Obra de 10 andares pode ser embargada a pedido do Crea
Gelson Luís Corazza
De Francisco Beltrão
Especial para a Folha
O Conselho Regional de Engenharia e Arquitetura do Paraná (Crea) solicitou à Promotoria Pública de Pato Branco, sudoeste do Estado, o embargo da obra de um edifício de 10 andares que está sendo construído no centro da cidade. Segundo o Crea, a obra está em situação irregular e não tem, entre outras coisas, acompanhamento técnico.

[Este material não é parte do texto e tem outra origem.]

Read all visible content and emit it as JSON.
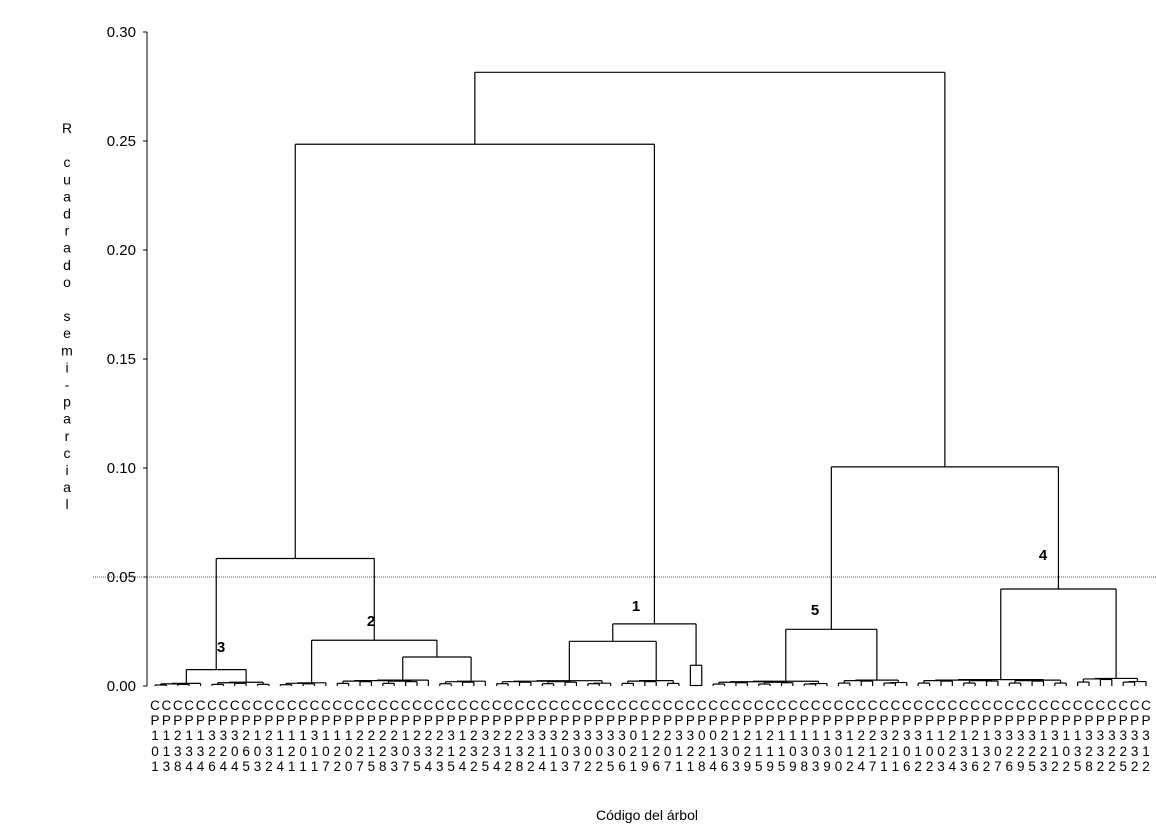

O coordenador regional do Crea em Pato Branco, Gilmar Ritter, disse que a instituição fez a primeira vistoria em janeiro de 1999. Na época, a construção tinha apenas quatro andares. Na oportunidade, o órgão notificou o proprietário para regularizar a situação.
O dono do imóvel, o médico José Alfredo Wittmann, tentou regularizar a construção, mas o processo acabou sendo indeferido pelo Crea. Segundo Ritter, trata-se de uma obra de grande porte e, por não ter responsável técnico, pode haver algum problema. Cabe então ao órgão comunicar a Justiça para que tome as providências cabíveis.
O caso agora está nas mãos do promotor público Javert Prado Martins Filho, que espera conseguir uma liminar para a paralisação imediata da construção. Além de não ter o acompanhamento de um responsável técnico, a obra não tem projeto hidrossanitário, telefônico e elétrico, afirma o promotor. Trata-se na verdade de uma obra clandestina.
Javert disse que aguarda para esta semana a liminar que paralisa a construção e que, posteriormente, irá pedir a demolição do edifício. Uma obra desta envergadura sem responsável técnico, causa preocupação. Indiferentes à polêmica, os operários trabalhavam normalmente ontem no edifício. Está havendo perseguição, acusou o mestre-de-obras José Cardoso de Oliveira.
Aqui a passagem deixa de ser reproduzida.